La preistoria
Riprendiamo a parlare di archeologia; stavolta ripercorreremo meglio i periodi preistorici con i suoi orizzonti culturali anche attraverso le immagini degli elementi decorativi di cultura materiale. L’appuntamento è per le due puntate che vedranno prima il Paleolitico e di seguito il Neolitico.
Per lungo tempo le culture preistoriche in Sardegna erano state considerate particolarmente arretrate a causa dell’isolamento, e perciò i reperti sardi erano stati classificati come assai più recenti di altro materiale analogo rinvenuto in diverse regioni del mondo mediterraneo; oggi invece risulta chiaramente che la Sardegna esercitò un forte potere di attrazione e mantenne un intenso scambio culturale con i territori “oltremare” ed in certi momenti assunse persino un ruolo di guida nel Mediterraneo occidentale.
Il Paleolitico
Solo dal 1980 la letteratura specialistica ha cominciato ad interessarsi dell’uomo paleolitico in Sardegna.

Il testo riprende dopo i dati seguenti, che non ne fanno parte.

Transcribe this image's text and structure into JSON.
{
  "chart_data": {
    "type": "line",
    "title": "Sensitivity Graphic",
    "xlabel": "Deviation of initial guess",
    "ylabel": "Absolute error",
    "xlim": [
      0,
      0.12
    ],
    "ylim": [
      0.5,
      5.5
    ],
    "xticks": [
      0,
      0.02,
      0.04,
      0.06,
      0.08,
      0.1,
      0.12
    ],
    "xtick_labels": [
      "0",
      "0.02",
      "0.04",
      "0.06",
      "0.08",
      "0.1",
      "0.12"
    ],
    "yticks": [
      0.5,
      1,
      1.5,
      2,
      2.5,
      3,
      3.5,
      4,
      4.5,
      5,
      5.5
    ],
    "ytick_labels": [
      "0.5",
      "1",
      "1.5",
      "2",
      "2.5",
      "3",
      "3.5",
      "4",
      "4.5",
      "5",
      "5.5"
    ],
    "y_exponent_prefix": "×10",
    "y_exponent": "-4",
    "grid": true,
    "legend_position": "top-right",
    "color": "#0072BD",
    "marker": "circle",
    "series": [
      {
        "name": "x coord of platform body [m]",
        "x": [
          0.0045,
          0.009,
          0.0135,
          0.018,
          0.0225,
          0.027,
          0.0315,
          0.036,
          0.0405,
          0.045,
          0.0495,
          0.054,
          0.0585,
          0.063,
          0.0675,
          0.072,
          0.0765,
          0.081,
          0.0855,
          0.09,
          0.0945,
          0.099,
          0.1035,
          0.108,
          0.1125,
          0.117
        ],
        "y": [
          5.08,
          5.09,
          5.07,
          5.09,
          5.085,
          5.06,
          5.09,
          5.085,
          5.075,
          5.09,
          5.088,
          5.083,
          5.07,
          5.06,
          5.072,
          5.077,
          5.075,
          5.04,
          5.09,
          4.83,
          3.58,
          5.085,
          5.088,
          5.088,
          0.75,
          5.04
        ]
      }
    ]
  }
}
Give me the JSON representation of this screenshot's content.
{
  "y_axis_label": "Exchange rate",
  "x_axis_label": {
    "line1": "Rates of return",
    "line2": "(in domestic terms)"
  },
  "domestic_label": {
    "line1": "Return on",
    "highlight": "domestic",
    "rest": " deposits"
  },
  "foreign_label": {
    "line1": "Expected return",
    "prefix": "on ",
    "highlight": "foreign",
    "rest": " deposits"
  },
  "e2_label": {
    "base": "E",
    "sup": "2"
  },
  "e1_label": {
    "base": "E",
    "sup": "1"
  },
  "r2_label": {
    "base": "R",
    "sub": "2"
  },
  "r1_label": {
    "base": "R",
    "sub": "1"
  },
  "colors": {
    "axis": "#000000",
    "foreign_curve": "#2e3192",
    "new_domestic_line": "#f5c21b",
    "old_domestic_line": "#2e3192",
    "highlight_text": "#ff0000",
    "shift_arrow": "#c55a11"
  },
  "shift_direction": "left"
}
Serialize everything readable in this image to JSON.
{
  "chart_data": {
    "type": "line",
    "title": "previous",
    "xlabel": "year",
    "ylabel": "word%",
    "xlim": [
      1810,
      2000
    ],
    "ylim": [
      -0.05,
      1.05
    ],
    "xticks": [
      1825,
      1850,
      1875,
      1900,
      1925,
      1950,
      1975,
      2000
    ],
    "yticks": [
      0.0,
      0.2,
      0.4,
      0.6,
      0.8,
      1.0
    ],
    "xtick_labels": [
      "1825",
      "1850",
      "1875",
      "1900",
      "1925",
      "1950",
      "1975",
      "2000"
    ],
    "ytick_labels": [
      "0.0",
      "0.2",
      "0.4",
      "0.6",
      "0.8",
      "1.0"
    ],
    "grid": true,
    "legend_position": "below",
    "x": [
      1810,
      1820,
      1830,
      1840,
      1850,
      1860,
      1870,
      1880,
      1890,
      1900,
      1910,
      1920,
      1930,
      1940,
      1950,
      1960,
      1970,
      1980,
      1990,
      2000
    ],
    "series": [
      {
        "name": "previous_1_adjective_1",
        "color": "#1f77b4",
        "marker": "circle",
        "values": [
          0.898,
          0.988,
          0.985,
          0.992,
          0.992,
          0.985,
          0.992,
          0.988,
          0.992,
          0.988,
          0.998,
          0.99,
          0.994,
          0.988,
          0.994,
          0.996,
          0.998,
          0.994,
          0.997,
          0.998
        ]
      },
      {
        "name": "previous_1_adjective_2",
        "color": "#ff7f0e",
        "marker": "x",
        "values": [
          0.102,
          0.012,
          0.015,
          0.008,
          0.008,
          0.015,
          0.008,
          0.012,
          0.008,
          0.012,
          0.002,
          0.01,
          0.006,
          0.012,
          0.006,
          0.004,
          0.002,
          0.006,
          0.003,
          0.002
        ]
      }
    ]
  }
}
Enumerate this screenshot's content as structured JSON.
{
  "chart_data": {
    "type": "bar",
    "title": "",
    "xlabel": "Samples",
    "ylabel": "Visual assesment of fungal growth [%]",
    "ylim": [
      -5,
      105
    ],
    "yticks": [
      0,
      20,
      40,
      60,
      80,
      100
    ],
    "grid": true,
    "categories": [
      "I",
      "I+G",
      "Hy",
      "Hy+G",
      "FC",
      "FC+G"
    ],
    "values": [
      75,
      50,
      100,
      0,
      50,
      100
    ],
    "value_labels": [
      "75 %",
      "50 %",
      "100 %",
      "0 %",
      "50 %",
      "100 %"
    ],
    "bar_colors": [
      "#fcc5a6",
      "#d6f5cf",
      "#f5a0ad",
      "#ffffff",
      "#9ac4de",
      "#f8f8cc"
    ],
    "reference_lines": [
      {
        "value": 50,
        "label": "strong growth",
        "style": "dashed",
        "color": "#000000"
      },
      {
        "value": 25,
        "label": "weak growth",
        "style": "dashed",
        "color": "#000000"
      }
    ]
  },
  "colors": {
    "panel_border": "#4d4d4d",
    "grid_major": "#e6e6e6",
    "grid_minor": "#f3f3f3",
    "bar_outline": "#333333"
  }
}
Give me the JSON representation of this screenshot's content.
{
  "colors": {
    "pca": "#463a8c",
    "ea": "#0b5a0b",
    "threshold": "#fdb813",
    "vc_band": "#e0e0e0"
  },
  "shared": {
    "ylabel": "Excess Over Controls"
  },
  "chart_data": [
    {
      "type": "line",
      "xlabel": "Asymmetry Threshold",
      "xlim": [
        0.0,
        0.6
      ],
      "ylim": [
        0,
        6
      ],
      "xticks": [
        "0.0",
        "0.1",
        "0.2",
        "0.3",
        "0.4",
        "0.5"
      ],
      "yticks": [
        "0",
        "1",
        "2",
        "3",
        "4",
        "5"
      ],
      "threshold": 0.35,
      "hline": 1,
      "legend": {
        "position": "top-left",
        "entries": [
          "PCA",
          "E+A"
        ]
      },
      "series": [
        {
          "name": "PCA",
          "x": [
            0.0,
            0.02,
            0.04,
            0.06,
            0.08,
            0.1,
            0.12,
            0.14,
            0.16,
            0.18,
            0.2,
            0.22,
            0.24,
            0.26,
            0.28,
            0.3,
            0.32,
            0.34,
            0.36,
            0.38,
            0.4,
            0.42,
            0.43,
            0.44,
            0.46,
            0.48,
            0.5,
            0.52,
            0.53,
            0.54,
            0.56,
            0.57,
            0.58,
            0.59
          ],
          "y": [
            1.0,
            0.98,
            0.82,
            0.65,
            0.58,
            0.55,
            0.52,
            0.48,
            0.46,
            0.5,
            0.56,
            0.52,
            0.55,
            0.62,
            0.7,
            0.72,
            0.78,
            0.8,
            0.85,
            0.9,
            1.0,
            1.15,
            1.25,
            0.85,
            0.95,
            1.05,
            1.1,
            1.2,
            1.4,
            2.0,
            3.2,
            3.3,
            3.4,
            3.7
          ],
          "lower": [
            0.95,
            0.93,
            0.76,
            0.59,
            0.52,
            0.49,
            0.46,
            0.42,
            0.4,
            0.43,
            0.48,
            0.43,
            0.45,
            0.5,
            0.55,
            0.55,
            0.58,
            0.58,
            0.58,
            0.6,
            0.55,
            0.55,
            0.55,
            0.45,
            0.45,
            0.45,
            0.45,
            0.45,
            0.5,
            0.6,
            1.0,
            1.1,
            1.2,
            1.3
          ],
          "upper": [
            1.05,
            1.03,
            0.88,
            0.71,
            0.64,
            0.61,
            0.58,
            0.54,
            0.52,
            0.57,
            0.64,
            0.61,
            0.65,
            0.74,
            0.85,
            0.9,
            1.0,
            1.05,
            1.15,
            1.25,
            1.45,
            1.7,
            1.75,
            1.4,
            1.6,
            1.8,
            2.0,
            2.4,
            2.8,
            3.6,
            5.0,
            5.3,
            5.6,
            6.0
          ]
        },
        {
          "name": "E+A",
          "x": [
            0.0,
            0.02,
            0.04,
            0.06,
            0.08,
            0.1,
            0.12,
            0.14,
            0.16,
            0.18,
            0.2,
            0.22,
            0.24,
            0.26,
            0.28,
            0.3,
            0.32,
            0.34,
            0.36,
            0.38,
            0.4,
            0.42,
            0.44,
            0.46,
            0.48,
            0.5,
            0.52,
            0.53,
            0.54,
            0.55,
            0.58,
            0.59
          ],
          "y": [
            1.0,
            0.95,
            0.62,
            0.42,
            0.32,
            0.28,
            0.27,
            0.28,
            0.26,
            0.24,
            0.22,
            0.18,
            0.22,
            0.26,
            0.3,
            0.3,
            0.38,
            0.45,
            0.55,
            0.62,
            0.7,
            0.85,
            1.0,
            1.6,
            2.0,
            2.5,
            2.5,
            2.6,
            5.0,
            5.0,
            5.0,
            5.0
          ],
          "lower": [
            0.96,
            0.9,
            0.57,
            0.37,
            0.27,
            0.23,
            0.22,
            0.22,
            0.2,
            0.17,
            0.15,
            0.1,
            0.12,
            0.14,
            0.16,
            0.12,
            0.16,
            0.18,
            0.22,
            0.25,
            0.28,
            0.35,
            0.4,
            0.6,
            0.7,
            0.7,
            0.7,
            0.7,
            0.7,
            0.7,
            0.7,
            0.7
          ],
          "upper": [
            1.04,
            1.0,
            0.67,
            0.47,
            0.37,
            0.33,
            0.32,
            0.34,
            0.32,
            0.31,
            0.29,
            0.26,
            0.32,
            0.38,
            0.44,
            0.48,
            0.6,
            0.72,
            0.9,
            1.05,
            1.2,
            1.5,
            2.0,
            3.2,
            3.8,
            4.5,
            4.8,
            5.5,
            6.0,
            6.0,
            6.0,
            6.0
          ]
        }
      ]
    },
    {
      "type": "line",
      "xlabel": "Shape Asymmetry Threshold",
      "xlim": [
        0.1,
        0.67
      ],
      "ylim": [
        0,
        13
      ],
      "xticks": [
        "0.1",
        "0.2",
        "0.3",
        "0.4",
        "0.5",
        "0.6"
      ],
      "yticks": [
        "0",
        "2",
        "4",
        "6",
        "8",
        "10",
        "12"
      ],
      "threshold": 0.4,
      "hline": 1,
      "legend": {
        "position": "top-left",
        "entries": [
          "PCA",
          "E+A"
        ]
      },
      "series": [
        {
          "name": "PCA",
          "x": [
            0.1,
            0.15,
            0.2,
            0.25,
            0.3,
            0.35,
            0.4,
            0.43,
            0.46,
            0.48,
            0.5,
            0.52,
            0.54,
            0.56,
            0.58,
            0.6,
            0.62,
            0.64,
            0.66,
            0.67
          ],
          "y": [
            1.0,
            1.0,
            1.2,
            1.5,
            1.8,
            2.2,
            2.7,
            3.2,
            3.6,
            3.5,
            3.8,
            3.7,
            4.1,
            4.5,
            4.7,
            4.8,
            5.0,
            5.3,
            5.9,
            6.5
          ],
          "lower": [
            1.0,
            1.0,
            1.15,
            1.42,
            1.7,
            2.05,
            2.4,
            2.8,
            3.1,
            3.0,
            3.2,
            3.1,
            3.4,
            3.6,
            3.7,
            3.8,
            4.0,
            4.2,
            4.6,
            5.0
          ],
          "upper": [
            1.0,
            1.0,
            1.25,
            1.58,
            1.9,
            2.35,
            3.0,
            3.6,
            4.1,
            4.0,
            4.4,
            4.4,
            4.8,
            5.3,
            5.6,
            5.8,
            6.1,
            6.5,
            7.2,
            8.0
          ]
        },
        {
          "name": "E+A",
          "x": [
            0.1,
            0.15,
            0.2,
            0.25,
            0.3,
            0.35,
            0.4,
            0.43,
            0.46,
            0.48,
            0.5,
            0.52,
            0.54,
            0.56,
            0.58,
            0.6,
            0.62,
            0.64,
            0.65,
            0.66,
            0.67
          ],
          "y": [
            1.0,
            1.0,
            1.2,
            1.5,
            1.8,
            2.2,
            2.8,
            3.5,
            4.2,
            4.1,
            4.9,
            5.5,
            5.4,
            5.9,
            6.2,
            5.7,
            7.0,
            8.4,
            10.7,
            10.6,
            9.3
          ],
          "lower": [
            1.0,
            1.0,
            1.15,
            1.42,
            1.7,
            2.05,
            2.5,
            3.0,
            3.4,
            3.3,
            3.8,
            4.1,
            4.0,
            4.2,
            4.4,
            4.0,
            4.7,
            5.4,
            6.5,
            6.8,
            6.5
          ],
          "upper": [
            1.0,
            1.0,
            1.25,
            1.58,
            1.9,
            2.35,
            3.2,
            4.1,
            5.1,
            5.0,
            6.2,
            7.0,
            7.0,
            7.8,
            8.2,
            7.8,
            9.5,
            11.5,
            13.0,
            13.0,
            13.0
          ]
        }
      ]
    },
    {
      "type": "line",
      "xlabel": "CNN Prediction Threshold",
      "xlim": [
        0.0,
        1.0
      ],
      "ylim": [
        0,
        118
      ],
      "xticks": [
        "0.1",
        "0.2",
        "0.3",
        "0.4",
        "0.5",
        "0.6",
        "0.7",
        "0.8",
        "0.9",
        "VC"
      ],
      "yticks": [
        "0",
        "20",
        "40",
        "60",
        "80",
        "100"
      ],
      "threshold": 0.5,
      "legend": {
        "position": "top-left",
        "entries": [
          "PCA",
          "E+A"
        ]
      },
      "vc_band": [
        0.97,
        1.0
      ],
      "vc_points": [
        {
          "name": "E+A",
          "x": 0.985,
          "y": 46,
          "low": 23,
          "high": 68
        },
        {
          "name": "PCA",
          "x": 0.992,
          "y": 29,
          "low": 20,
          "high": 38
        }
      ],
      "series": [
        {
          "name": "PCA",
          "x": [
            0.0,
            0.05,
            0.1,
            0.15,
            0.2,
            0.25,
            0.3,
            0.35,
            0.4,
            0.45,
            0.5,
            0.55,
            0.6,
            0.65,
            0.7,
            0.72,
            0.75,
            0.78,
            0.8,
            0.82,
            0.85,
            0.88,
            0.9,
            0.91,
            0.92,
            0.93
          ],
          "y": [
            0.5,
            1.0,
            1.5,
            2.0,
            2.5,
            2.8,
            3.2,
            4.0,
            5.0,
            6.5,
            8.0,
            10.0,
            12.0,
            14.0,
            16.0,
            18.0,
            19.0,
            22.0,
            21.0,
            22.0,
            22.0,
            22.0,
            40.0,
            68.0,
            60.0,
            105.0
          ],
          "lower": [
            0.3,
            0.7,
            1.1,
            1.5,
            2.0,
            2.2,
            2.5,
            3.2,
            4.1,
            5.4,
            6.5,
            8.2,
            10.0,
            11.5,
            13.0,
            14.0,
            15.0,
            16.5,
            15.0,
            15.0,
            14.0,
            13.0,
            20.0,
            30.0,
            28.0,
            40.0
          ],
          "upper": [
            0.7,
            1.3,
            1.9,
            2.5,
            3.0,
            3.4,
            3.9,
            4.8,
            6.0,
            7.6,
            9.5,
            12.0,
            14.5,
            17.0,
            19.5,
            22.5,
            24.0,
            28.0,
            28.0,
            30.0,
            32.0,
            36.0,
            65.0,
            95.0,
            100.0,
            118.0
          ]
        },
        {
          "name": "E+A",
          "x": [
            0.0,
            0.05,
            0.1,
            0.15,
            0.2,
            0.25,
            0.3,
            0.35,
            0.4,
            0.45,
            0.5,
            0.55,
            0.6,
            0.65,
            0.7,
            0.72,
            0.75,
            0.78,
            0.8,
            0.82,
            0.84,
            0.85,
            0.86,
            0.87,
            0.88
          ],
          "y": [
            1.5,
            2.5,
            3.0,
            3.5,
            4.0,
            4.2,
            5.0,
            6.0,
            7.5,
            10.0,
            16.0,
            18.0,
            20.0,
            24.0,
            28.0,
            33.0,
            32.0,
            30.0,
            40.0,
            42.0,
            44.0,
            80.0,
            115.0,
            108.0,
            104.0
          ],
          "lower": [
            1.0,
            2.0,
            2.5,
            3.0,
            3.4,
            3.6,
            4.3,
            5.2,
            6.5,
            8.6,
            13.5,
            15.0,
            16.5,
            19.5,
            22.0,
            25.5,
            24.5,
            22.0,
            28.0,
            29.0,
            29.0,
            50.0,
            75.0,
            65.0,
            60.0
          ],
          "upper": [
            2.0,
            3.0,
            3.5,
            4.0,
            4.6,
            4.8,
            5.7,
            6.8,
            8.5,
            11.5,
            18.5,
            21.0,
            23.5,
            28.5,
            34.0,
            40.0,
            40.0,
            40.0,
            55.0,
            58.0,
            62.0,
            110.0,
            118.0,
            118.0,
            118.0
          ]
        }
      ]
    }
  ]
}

Fino a quel momento si riteneva che i primi colonizzatori avessero raggiunto l’isola solo al principio del Neolitico, circa 8000 anni fa. Le prime indicazioni di una colonizzazione molti più antica furono all’inizio assai scarse; si trattava di reperti sporadici di utensili paleolitici nell’Angola, a nordest della Sardegna, e più precisamente nella regione alluvionale del Riu Altana alla confluenza con il Rio Anzos, presso Perfugas.
I reperti inoltre erano stati evidentemente levigati dalla lunga permanenza fra i detriti fluviali, quindi la loro origine doveva ricercarsi risalendo il fiume.
I reperti di Perfugas hanno suscitato un problema molto elementare: come è arrivato l’uomo paleolitico in Sardegna? Molte teorie si basavano sull’ipotesi di un antico ponte terrestre Sardegna-Corsica-Elba o persino Sardegna-Liguria. E’ noto che i periodi glaciali provocavano ripetutamente un forte abbassamento del livello del mare di alcune decine di metri ma, nonostante ciò, per quanto ne sappiamo ora, fra il massiccio sardo-corso e le isole della Toscana è sempre rimasta una profonda fossa.
Assai più importante sembra un altro problema: perché l’uomo paleolitico volle venire in Sardegna? Come viveva? Che animali cacciava? Che aspetto aveva il suo ambiente naturale? Solo da poco tempo questi problemi di clima, flora e fauna della Sardegna preistorica vengono studiati con particolare attenzione.
Nel 1982 un gruppo di ricercatori iniziarono un lavoro pioneristico in questo settore e soprattutto attraverso una grande quantità di resti ossei provenienti dalla Grotta Corbeddu di Oliena dove gli scavi hanno evidenziato una successione di tre strati argillosi nella terra rosso bruna del suolo della caverna. Lo strato più superficiale, datato al radiocarbonio[1] circa al 4280 a.C. rivelava la presenza di ceneri e carboni di focolari, avanzi di pasto costituiti da molluschi marini e terrestri, crostacei, pesci, animali domestici e selvatici, utensili in ossidiana e frammenti di ceramica decorata. Nello strato intermedio, datato al 7130 a.C., tra i carboni appaiono ossa di Prolagus Sardus, un roditore oramai estinto un po’ più piccolo di un coniglio ma privo di coda, segno della probabile presenza dell’uomo. Nello strato più basso, datato sempre al radiocarbonio all’11610 a.C. numerose ossa del cervo estinto Megaceros Cazioti fra cui un cranio eccezionalmente ben conservato insieme alle grandi corna ramificate. La presenza dell’uomo era dimostrata da tracce di lavorazione su molte ossa, come pure altre particolarità che non potevano sfuggire ad un paleontologo.
Nel 1987 gli scavi raggiunsero uno strato ancora più profondo, con tracce di frequentazione umana risalente a oltre 25000 anni fa.
La caverna da cui provengono oggi i più antichi resti umani che siano mai stati rinvenuti in un’isola del Mediterraneo porta il nome del più famoso bandito della Sardegna Giovanni Corbeddu Salis (1844-1898) che, durante i diciannove anni della sua vita di fuorilegge, regolò con l’autorità di un patriarca la convivenza fra i banditi della regione.
[1] Nelle datazioni al radiocarbonio c’è sempre una tolleranza, sia in positivo che in negativo, di qualche secolo.